Well, what a night.
When the exit polls were announced a 10pm, it was a shock to us all - the General Election has resulted in a ‘Hung Parliament’.
This is because the Conservatives have the largest vote share, but insufficient MPs to hit the 326 threshold to form a majority government.
A party must win 326 (just over half) of the 650 seats in the House of Commons in order to win an absolute majority. However, in reality the winning threshold is 323, as MPs from Northern Irish party Sinn Fein don't attend parliament, as a matter of longstanding principle.

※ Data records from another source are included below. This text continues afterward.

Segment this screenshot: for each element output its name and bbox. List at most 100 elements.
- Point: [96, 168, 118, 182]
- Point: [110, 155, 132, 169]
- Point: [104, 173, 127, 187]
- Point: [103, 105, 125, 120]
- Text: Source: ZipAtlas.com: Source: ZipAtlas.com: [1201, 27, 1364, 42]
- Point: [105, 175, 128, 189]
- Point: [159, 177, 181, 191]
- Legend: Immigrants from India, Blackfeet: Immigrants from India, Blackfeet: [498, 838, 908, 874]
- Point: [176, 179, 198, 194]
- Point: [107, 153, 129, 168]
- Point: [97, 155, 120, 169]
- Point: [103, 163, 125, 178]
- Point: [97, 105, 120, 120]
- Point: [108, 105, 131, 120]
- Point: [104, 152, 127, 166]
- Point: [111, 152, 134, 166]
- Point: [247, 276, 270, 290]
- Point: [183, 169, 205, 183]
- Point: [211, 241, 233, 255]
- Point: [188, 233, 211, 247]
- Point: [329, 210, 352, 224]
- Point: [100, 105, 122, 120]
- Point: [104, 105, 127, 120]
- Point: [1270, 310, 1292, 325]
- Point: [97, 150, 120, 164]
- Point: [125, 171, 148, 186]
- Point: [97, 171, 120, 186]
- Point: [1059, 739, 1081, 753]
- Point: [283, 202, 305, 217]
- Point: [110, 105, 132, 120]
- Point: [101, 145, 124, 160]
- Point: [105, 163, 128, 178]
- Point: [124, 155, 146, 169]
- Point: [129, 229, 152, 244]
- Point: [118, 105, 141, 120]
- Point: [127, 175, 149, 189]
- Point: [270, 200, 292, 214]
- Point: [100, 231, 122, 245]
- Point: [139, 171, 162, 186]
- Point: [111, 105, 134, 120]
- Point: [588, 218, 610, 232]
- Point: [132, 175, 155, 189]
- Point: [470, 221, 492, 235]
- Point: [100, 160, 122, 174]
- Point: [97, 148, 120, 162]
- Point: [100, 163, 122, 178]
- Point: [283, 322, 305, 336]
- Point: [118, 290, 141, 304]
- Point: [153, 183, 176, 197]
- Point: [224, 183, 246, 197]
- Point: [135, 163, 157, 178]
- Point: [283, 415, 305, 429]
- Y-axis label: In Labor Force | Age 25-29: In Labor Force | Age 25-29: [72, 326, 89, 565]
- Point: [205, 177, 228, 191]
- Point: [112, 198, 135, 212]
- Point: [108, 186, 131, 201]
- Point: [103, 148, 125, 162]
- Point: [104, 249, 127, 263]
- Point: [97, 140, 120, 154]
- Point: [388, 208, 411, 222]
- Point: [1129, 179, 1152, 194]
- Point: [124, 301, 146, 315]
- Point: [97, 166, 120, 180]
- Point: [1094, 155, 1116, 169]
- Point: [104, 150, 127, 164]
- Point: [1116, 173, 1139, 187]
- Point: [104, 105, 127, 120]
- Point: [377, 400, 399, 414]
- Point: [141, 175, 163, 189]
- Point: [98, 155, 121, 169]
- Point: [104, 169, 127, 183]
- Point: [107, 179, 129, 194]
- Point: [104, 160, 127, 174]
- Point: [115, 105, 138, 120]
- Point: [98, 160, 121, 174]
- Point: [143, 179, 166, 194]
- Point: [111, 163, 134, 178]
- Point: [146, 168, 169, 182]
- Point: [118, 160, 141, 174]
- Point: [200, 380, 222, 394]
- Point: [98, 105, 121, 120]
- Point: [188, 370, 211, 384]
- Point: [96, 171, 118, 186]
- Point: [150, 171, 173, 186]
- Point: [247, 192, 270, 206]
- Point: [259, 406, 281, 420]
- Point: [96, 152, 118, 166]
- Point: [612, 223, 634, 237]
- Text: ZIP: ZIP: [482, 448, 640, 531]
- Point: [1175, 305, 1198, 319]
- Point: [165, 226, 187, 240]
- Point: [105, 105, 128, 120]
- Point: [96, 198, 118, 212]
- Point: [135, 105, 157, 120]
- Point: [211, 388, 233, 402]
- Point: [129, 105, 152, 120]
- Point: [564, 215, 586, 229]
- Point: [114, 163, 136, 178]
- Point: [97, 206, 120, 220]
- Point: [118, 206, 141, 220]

On rare occasions, the winning party does not gain enough seats to form an absolute majority, i.e. it has won fewer seats than all the other parties put together. This is "a hung parliament."
So what happens now?
- The conservatives could persuade another party or parties to support them with a so-called "confidence and supply" arrangement
- The conservatives or opposition could try to create a formal coalition by officially joining up with one or more party in the House of Commons to form a government with an absolute majority. Conservative sources are supposedly meeting with the DUP at present.
- Go it alone. The winning party could decide to take a huge risk and try to run a government without an absolute majority. Parties that have tried this throughout British political history have not tended to last very long.
It may be that some of the Conservative Manifesto promises that relied on a large majority will now no longer go ahead (e.g. grammar schools).
We are once again in politically unprecedented times but one of the positives we can draw upon is the increase in younger voters taking to the polls this year. Early reports suggest that 72% of 18-24 year olds voted which is a huge increase on previous years when youth turnout was only around 40%. Overall participation in the election is also up and at almost 70% of the population is the highest turnout since 1997.
More detail is emerging as I write this; we’ll keep you posted once a clearer picture emerges.